Bien sûr, nous avons réalisé plusieurs interviews avec eux : Arnaud Tulipier, Carine Galli, Samuel Ollivier, Robert Malm, Alban LePoivre… C’est important d’avoir leur ressenti, car ils sont au bord des pelouses, ils voient les matchs, ils savent ce qui se passe dans les clubs. Même s’ils ne peuvent pas toujours tout dire, ce qui est logique. C’est un de nos avantages : si on s’est fait chier devant un match (on a un peu trop regardé Brest ces derniers temps…), on ne se gêne pas pour l’écrire !

Quels sont les futurs projets de MaLigue2 ?

On a fait un sondage auprès de nos lecteurs en novembre 2014, pour notre 1er anniversaire, afin de connaître leurs attentes. Voici ce qui en ressortait : mettre en place des lives depuis les stades, créer une radio les soirs de multiplex, mettre en place un fil d’info/brèves (fait cet hiver), mettre en place des concours de pronostics, améliorer le graphisme du site… On va s’atteler à concrétiser cette demande prochainement, nous avons aussi d’autres réflexions sur le contenu du site (donner plus de visibilité aux clubs, permettre aux supporters de commander leurs billets de matchs…). Tout cela prend du temps mais nous aimerions être prêts pour la nouvelle saison. L’idée d’une émission de radio est également en réflexion.

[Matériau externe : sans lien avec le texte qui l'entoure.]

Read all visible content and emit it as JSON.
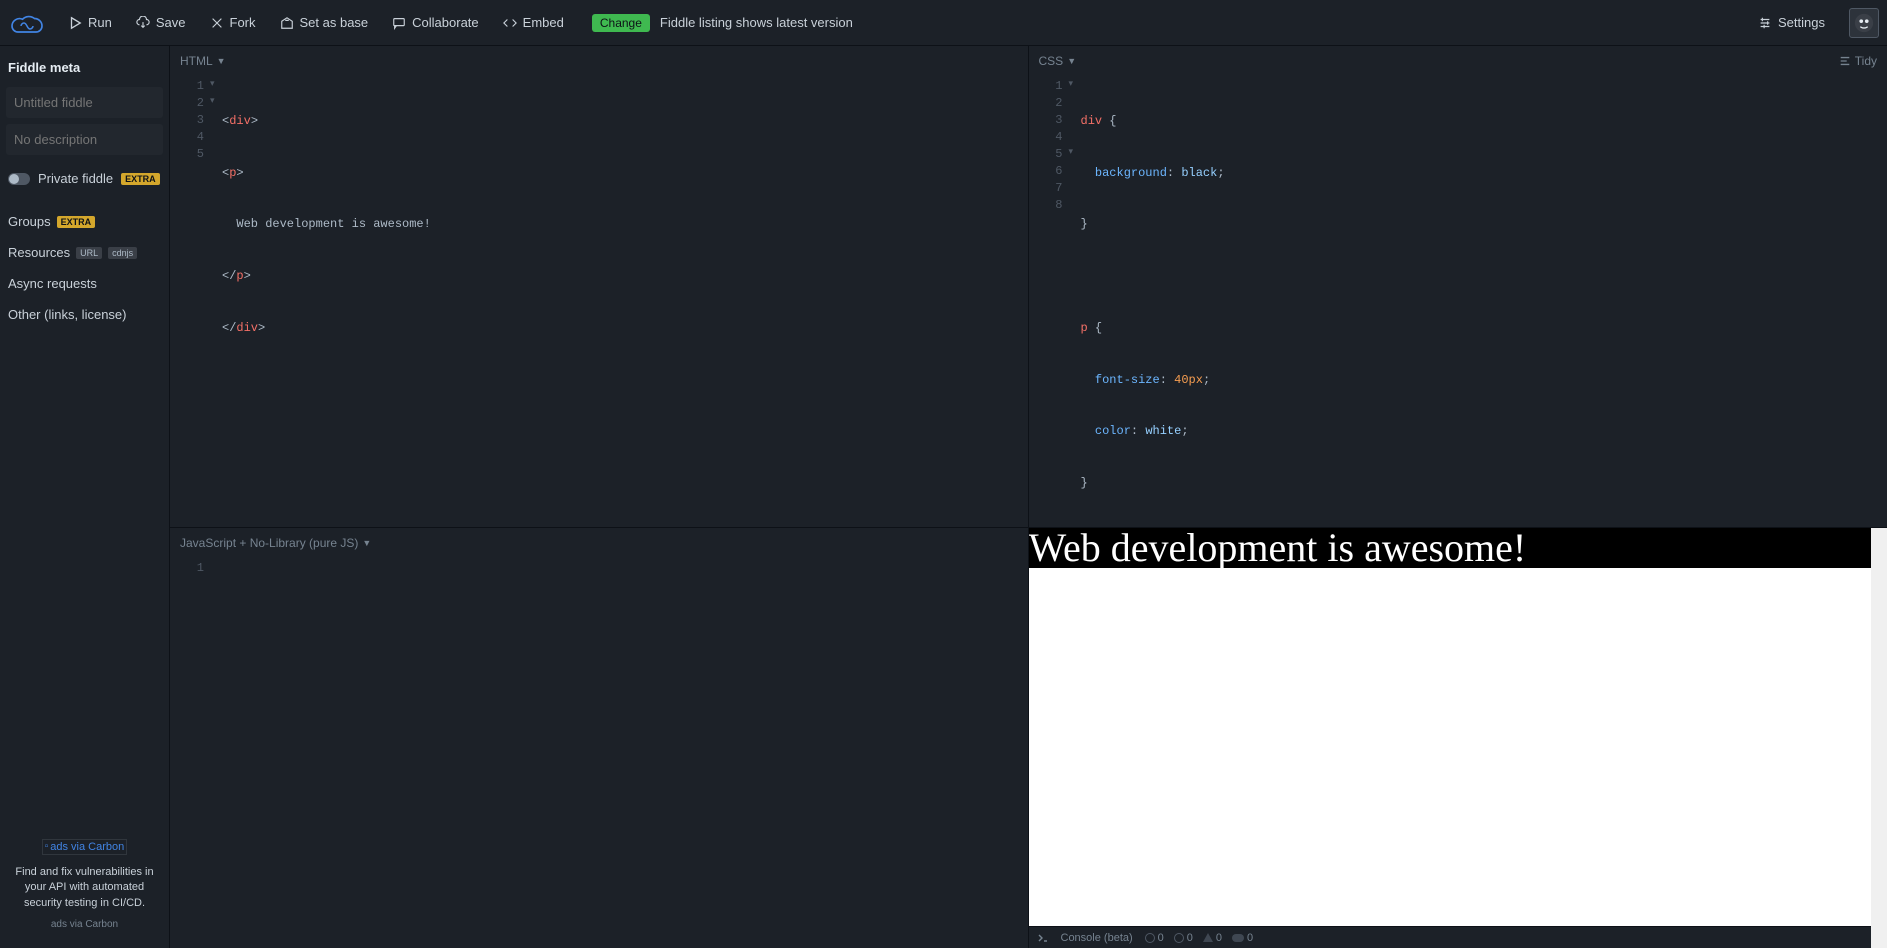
{
  "topbar": {
    "run": "Run",
    "save": "Save",
    "fork": "Fork",
    "set_as_base": "Set as base",
    "collaborate": "Collaborate",
    "embed": "Embed",
    "change_badge": "Change",
    "listing_text": "Fiddle listing shows latest version",
    "settings": "Settings"
  },
  "sidebar": {
    "meta_title": "Fiddle meta",
    "title_placeholder": "Untitled fiddle",
    "desc_placeholder": "No description",
    "private_label": "Private fiddle",
    "extra": "EXTRA",
    "groups": "Groups",
    "resources": "Resources",
    "url": "URL",
    "cdnjs": "cdnjs",
    "async": "Async requests",
    "other": "Other (links, license)",
    "ad_img_alt": "ads via Carbon",
    "ad_text": "Find and fix vulnerabilities in your API with automated security testing in CI/CD.",
    "ad_footer": "ads via Carbon"
  },
  "panes": {
    "html_label": "HTML",
    "css_label": "CSS",
    "js_label": "JavaScript + No-Library (pure JS)",
    "tidy": "Tidy"
  },
  "html_code": {
    "l1a": "<",
    "l1b": "div",
    "l1c": ">",
    "l2a": "<",
    "l2b": "p",
    "l2c": ">",
    "l3": "  Web development is awesome!",
    "l4a": "</",
    "l4b": "p",
    "l4c": ">",
    "l5a": "</",
    "l5b": "div",
    "l5c": ">",
    "ln": {
      "1": "1",
      "2": "2",
      "3": "3",
      "4": "4",
      "5": "5"
    },
    "fold": {
      "1": "▾",
      "2": "▾"
    }
  },
  "css_code": {
    "l1a": "div",
    "l1b": " {",
    "l2a": "  background",
    "l2b": ": ",
    "l2c": "black",
    "l2d": ";",
    "l3": "}",
    "l5a": "p",
    "l5b": " {",
    "l6a": "  font-size",
    "l6b": ": ",
    "l6c": "40px",
    "l6d": ";",
    "l7a": "  color",
    "l7b": ": ",
    "l7c": "white",
    "l7d": ";",
    "l8": "}",
    "ln": {
      "1": "1",
      "2": "2",
      "3": "3",
      "4": "4",
      "5": "5",
      "6": "6",
      "7": "7",
      "8": "8"
    },
    "fold": {
      "1": "▾",
      "5": "▾"
    }
  },
  "js_code": {
    "ln": {
      "1": "1"
    }
  },
  "result": {
    "text": "Web development is awesome!"
  },
  "console": {
    "label": "Console (beta)",
    "zero": "0"
  }
}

Quels sont les trois clubs qui monteront en Ligue 2 à l’issue de la saison selon vous ? Seront-ils armés pour la Ligue 1 ?

Maintenant que le championnat est presque fini, c’est facile : Troyes, le Gazélec (même si on s’en est douté courant février, d’ailleurs Alban Le Poivre l’avait annoncé en janvier) et Angers.

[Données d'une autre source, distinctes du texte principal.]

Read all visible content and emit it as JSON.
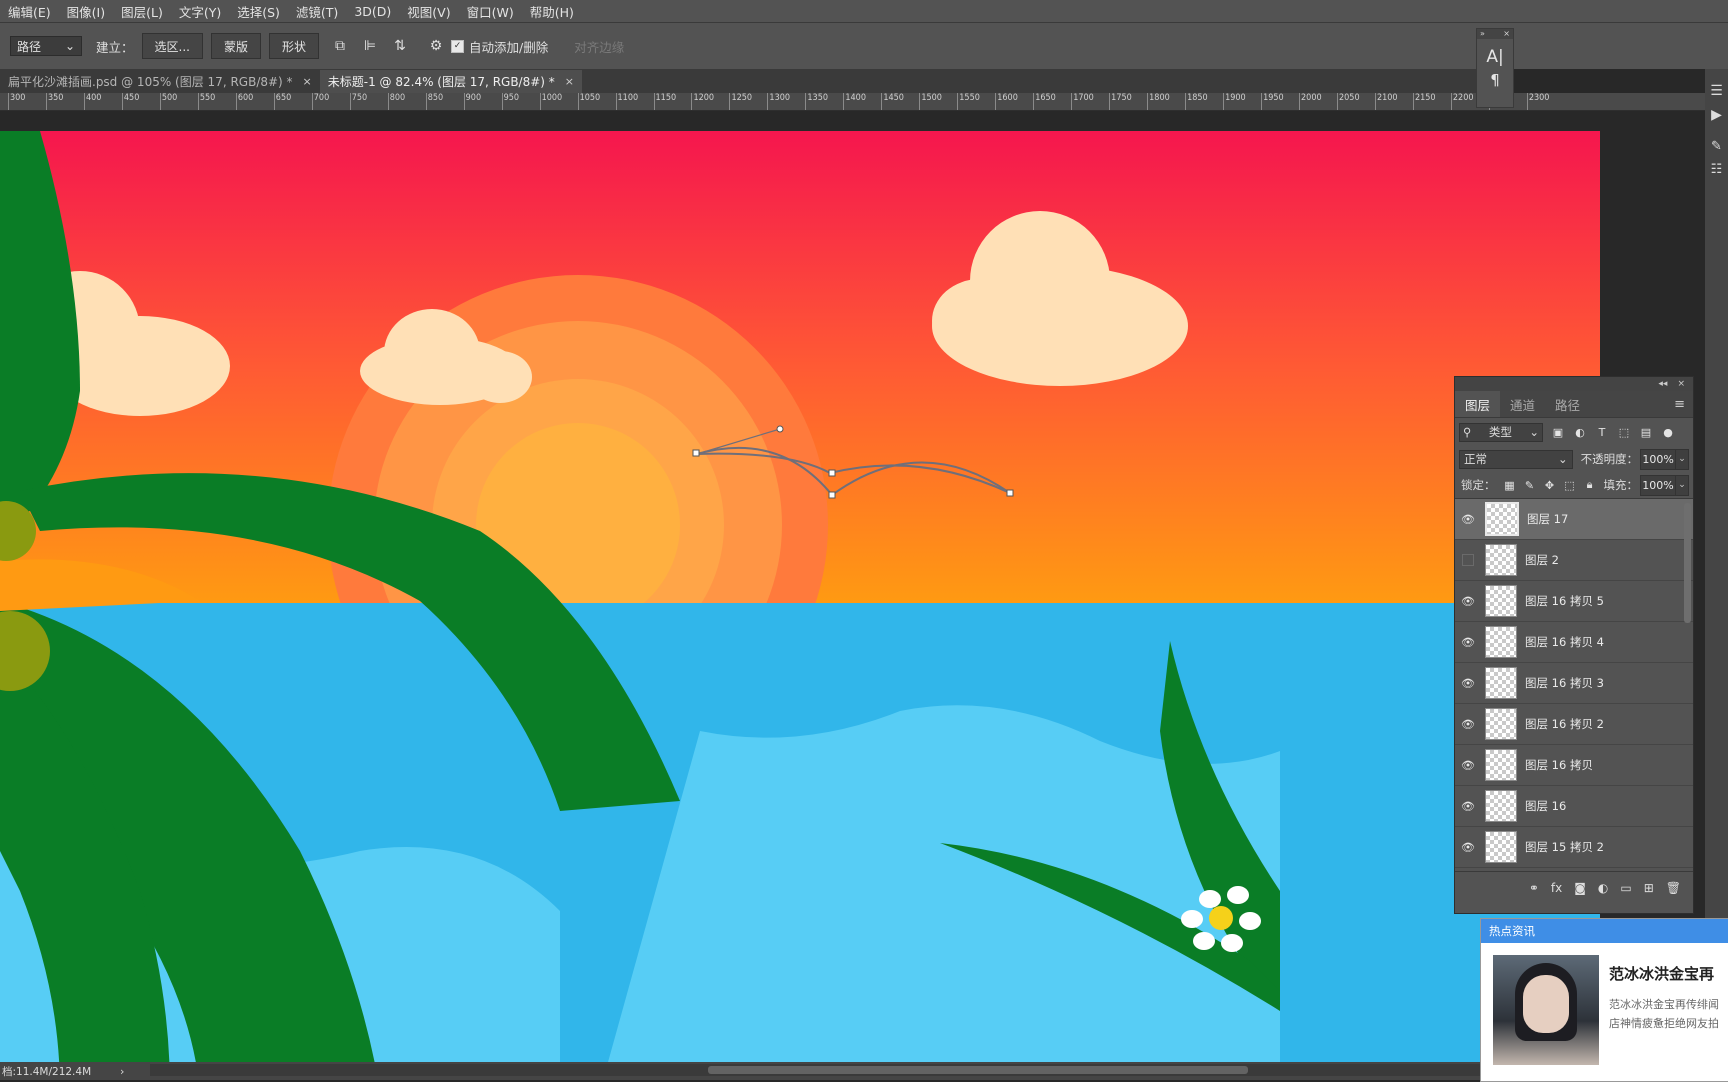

Troyes a de vraies fondations solides, à tout point de vue, c’est un club qui doit être capable de s’installer durablement en Ligue 1 avec Jean-Marc Furlan aux manettes.

corentin jean estac

Selon Philippe Dard, l’ESTAC de Corentin Jean a de bonnes chances de bien figurer parmi l’élite lors de la saison prochaine.

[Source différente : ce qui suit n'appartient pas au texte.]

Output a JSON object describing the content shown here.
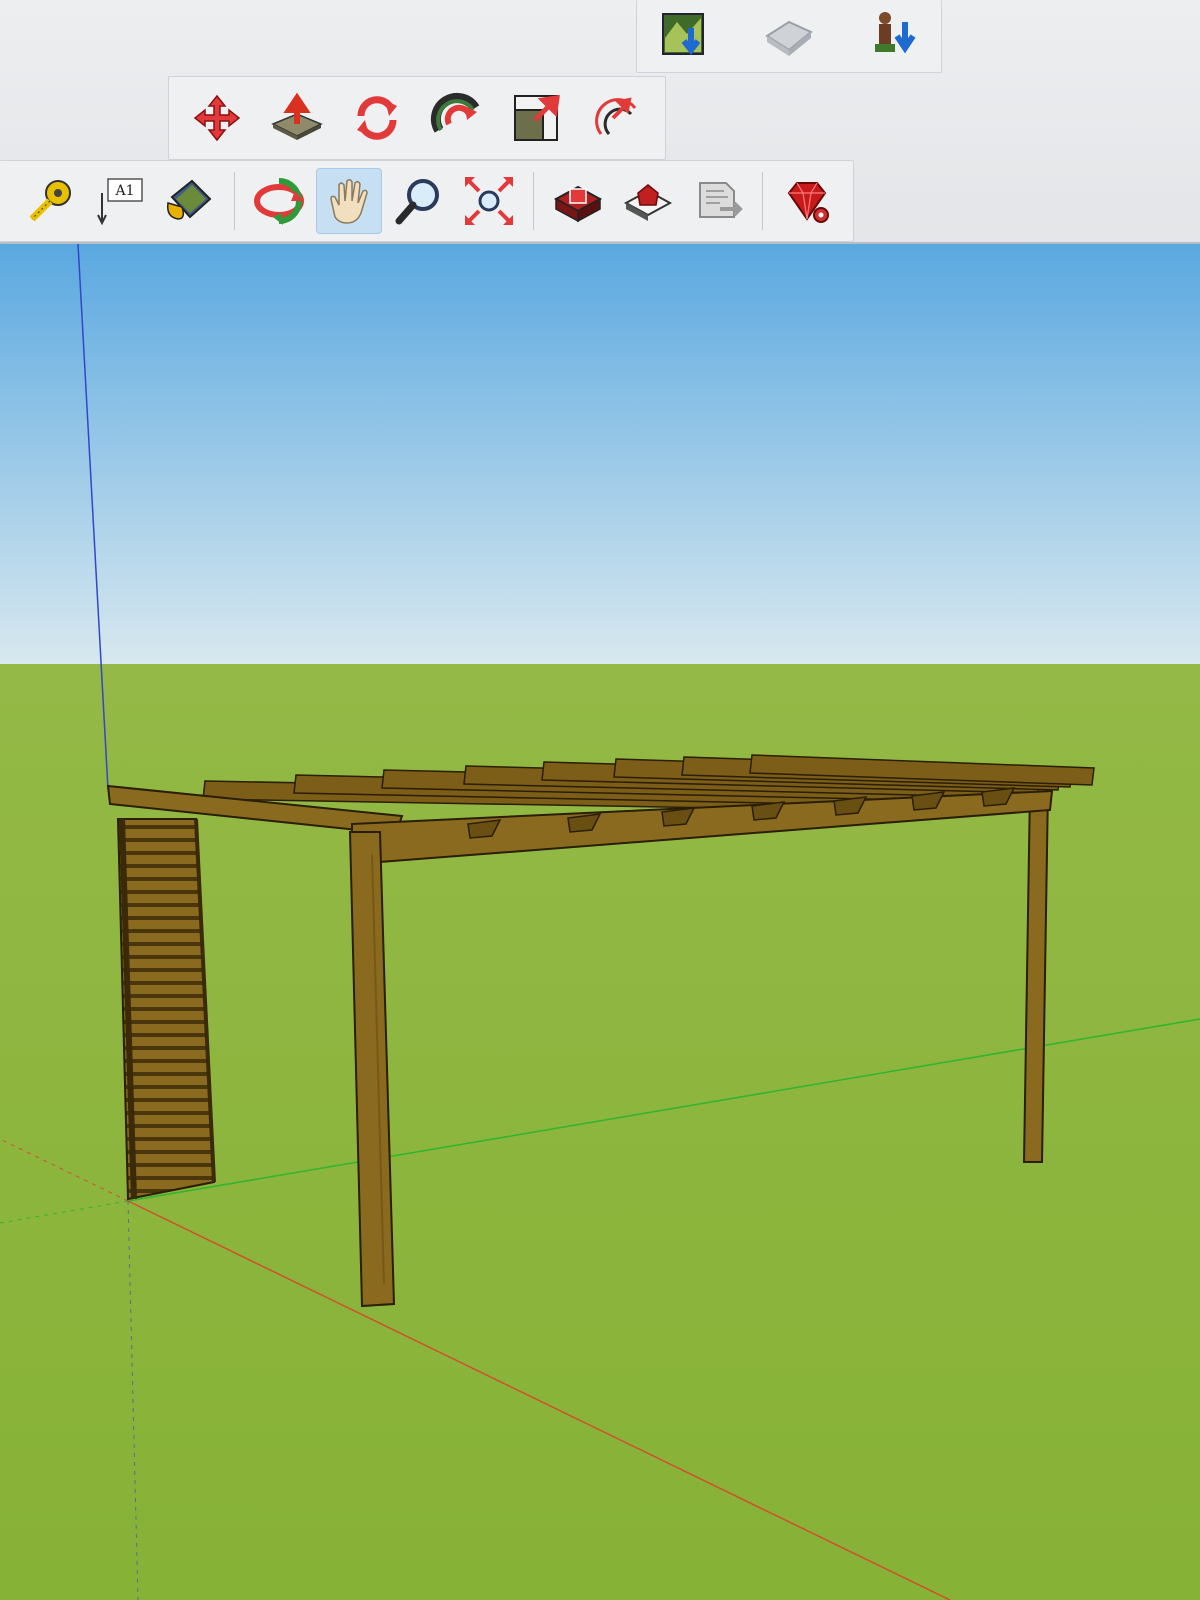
{
  "toolbars": {
    "top": [
      {
        "icon": "preview-model-in-google-earth-icon"
      },
      {
        "icon": "get-current-view-icon"
      },
      {
        "icon": "add-location-icon"
      }
    ],
    "edit": [
      {
        "icon": "move-tool-icon"
      },
      {
        "icon": "push-pull-tool-icon"
      },
      {
        "icon": "rotate-tool-icon"
      },
      {
        "icon": "follow-me-tool-icon"
      },
      {
        "icon": "scale-tool-icon"
      },
      {
        "icon": "offset-tool-icon"
      }
    ],
    "construction": [
      {
        "icon": "tape-measure-tool-icon"
      },
      {
        "icon": "text-tool-icon",
        "label": "A1"
      },
      {
        "icon": "paint-bucket-tool-icon"
      },
      {
        "icon": "orbit-tool-icon"
      },
      {
        "icon": "pan-tool-icon",
        "active": true
      },
      {
        "icon": "zoom-tool-icon"
      },
      {
        "icon": "zoom-extents-tool-icon"
      },
      {
        "icon": "3d-warehouse-icon"
      },
      {
        "icon": "extension-warehouse-icon"
      },
      {
        "icon": "layout-send-icon"
      },
      {
        "icon": "ruby-console-icon"
      }
    ]
  },
  "colors": {
    "sky_top": "#5aa8e0",
    "sky_bottom": "#d8e8ef",
    "ground": "#8fb83f",
    "wood": "#8a6a1e",
    "wood_dark": "#5e4612",
    "axis_red": "#d05030",
    "axis_green": "#2fb52f",
    "axis_blue": "#3346c7"
  }
}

Pour le Gazélec ça va être la grande inconnue, on verra comment ils gèreront leur mercato mais franchement peu importe, ils méritent tellement cette montée !

Angers, c’est une satisfaction de voir que le travail de long terme de Stéphane Moulin pourrait payer, comme celui de Dall’Oglio à Dijon d’ailleurs. Avec des renforts intéressants cet été, à l’image de Caen cette saison, ça sera jouable de se maintenir.

En tant que spécialiste de l’écosystème digital, quels sont les clubs de Ligue 2 déployant la meilleure stratégie sur les supports numériques ?

On aime beaucoup ce que fait l’ASNL, on avait réalisé l’interview de son community manager. C’est varié, sympa, vivant, récurrent. On se rend compte que les clubs de Ligue 2 commencent à travailler leur stratégie digitale, avec de vrais community managers et une recherche de proximité avec leurs supporters.

On adorerait que le Toulouse FC rejoigne la Ligue 2, ça mettrait une belle ambiance à ce niveau aussi !

La Ligue 2 a affiché une faible hausse de 3% de ses revenus opérationnels en 2013-14 et la LFP prévoit une baisse des recettes de 6,7% pour l’exercice en cours. Comment expliquez-vous ce manque de dynamisme économique concernant la L2 ?

« Le produit Ligue 2 n’est pas suffisamment valorisé »

Difficile à dire quand on n’est pas économiste qualifié, même si certaines choses paraissent évidentes : les matchs le vendredi soir et le lundi soir ne favorisent en rien les recettes de jour de match. Le « produit Ligue 2 » n’est pas suffisamment valorisé, la preuve avec l’existence de notre site sur un créneau qui n’intéressait presque personne. On entend souvent les « gros » clubs de Ligue 1 chouiner sur la catastrophe économique d’une relégation en L2, mais qu’en est-il des clubs de Ligue 2 qui descendent en National ? C’est encore pire et plus dur de se relever. Cela signifie souvent la fin du professionnalisme.

L’accroissement des écarts de revenus générés entre la Ligue 1 et la Ligue 2 n’est-il pas inquiétant pour les clubs aspirant à monter dans l’élite ?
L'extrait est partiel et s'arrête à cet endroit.